When in a hospital bed or emergency room, who doesn’t want the best health care possible? When we are that vulnerable, we all hope to be in the hands of competent, professional doctors and nurses who are not tired or pulled in too many directions.
Question 1 on the Nov. 6 midterm election ballot aims to address that fear, to ensure that in Massachusetts acute care hospitals, we needn’t worry about nurses stretched too thin. This is a laudable goal, one that everyone can support, but we worry that Question 1’s one-size-fits-all mandate proposed by the state’s nurses union is the wrong way to achieve that goal.
Delivering health care inside a hospital efficiently and effectively is just too complex and intimate a process to be governed by a rule book codified in a ballot booth by voters, many of whom very likely won’t have read the three-page “question.” Rather, many of us will be inclined to act on a gut feeling that more is better when you are in a hospital bed. But there is no guarantee that this proposal will produce the desired result. What the union has put on the table removes common sense from the process that decides who gets what care when and how. Not all nurses have the same level of experience, patients’ conditions improve and worsen, census and circumstances can change rapidly on a shift. Common sense and flexibility will outperform a referendum-mandated rule book.
California, the only other state in the country to try to legislate staffing levels at hospitals, still hasn’t decided 14 years later whether care has improved. We would feel much better if there were clear, undisputed evidence that staffing mandates there did make a big difference.
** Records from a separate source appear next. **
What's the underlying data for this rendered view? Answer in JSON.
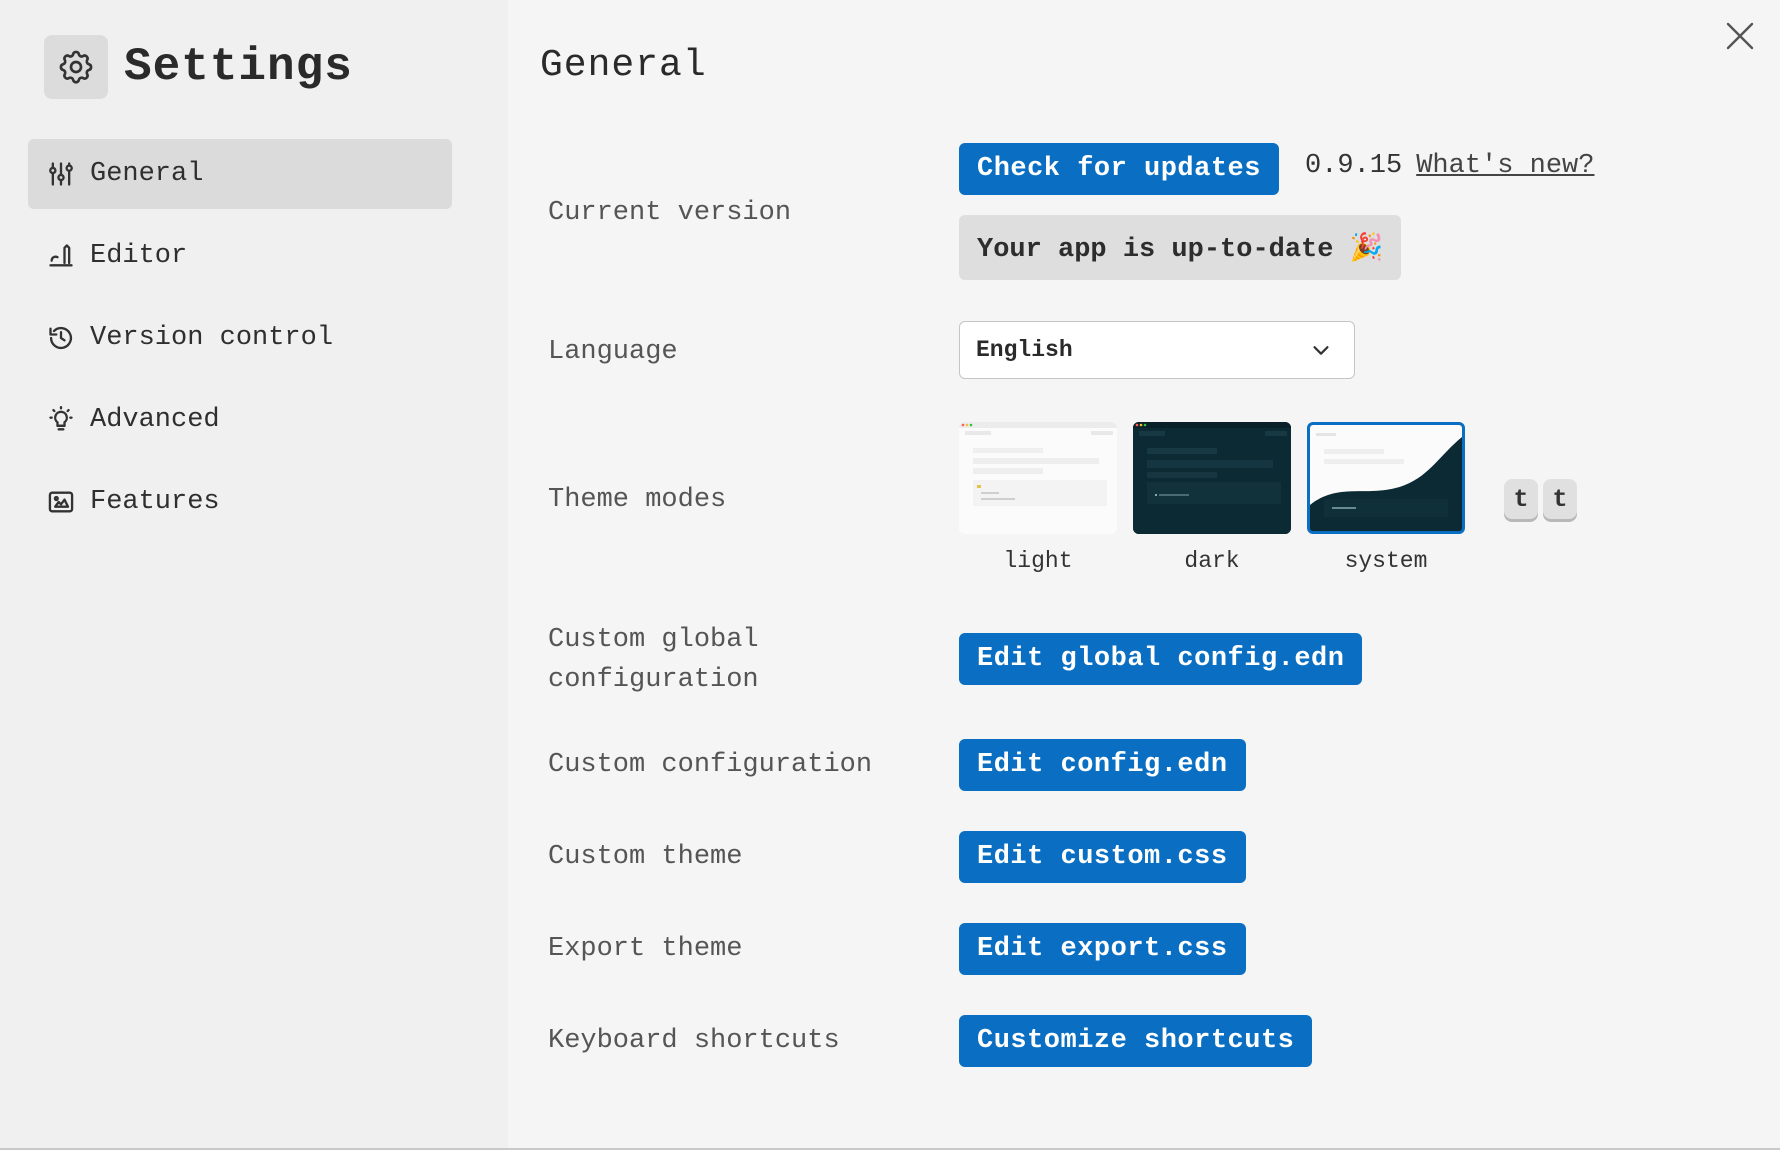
{
  "sidebar": {
    "title": "Settings",
    "items": [
      {
        "label": "General",
        "icon": "sliders-icon",
        "active": true
      },
      {
        "label": "Editor",
        "icon": "pen-icon",
        "active": false
      },
      {
        "label": "Version control",
        "icon": "history-icon",
        "active": false
      },
      {
        "label": "Advanced",
        "icon": "lightbulb-icon",
        "active": false
      },
      {
        "label": "Features",
        "icon": "image-icon",
        "active": false
      }
    ]
  },
  "main": {
    "title": "General",
    "current_version": {
      "label": "Current version",
      "check_button": "Check for updates",
      "version": "0.9.15",
      "whats_new": "What's new?",
      "status": "Your app is up-to-date 🎉"
    },
    "language": {
      "label": "Language",
      "selected": "English"
    },
    "theme": {
      "label": "Theme modes",
      "options": [
        "light",
        "dark",
        "system"
      ],
      "selected": "system",
      "shortcut_keys": [
        "t",
        "t"
      ]
    },
    "custom_global_config": {
      "label_line1": "Custom global",
      "label_line2": "configuration",
      "button": "Edit global config.edn"
    },
    "custom_config": {
      "label": "Custom configuration",
      "button": "Edit config.edn"
    },
    "custom_theme": {
      "label": "Custom theme",
      "button": "Edit custom.css"
    },
    "export_theme": {
      "label": "Export theme",
      "button": "Edit export.css"
    },
    "keyboard_shortcuts": {
      "label": "Keyboard shortcuts",
      "button": "Customize shortcuts"
    }
  },
  "colors": {
    "accent": "#0a6fc2",
    "dark_theme": "#0c2a33",
    "sidebar_bg": "#f0f0f0",
    "main_bg": "#f5f5f5"
  }
}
The Massachusetts Health Policy Commission also noted the California change yielded no systematic improvement in patient outcomes.
And after both sides of the question have spent millions of dollars and months of campaigning, we still don’t have enough neutral, trustworthy information to make an informed decision on a proposal that will change the entire state’s health care system — a system that is a huge part of our personal finances and the state economy, and most importantly, can have huge consequence in our personal lives.
Mandating staffing ratios won’t come free. The Health Policy Commission estimated the overall financial impact of Question 1 at $676 million to $949 million annually — a number the nurses union disputes. But whatever the cost, it will ripple through the health care system in terms of insurance premiums, state taxes and spending priorities — likely triggering unforeseen, unintended consequences.
We think that making such a significant move in the absence of little more than trust-me, he-said-she-said talking points is dangerous and irresponsible.
Rather, if we believe that our health care is important enough to legislate how hospitals operate, then we shouldn’t rush to enact a referendum mandate any more than we would want our nurses to rush our bedside care.
We’d prefer that this question be rejected in favor of the governor or Legislature appointing a blue-ribbon commission, representing all the major stakeholders — nurses, doctors, hospitals, patients and so on — to thoroughly study the merits or drawbacks of state-mandated nurse staffing.
Then we, as voters, or our elected lawmakers, will have something solid on which to base a decision, something beyond our own gut feelings, some reliable information about possible outcomes.
We think we should vote “No” on Question 1. Instead we should ask for a thoughtful, thorough analysis of the idea, so that if Massachusetts ultimately follows California’s lead, it will be with confidence we are doing what makes sense and is worth the costs, rather than something that just feels good in the moment.
Would you decide to have major surgery any less carefully?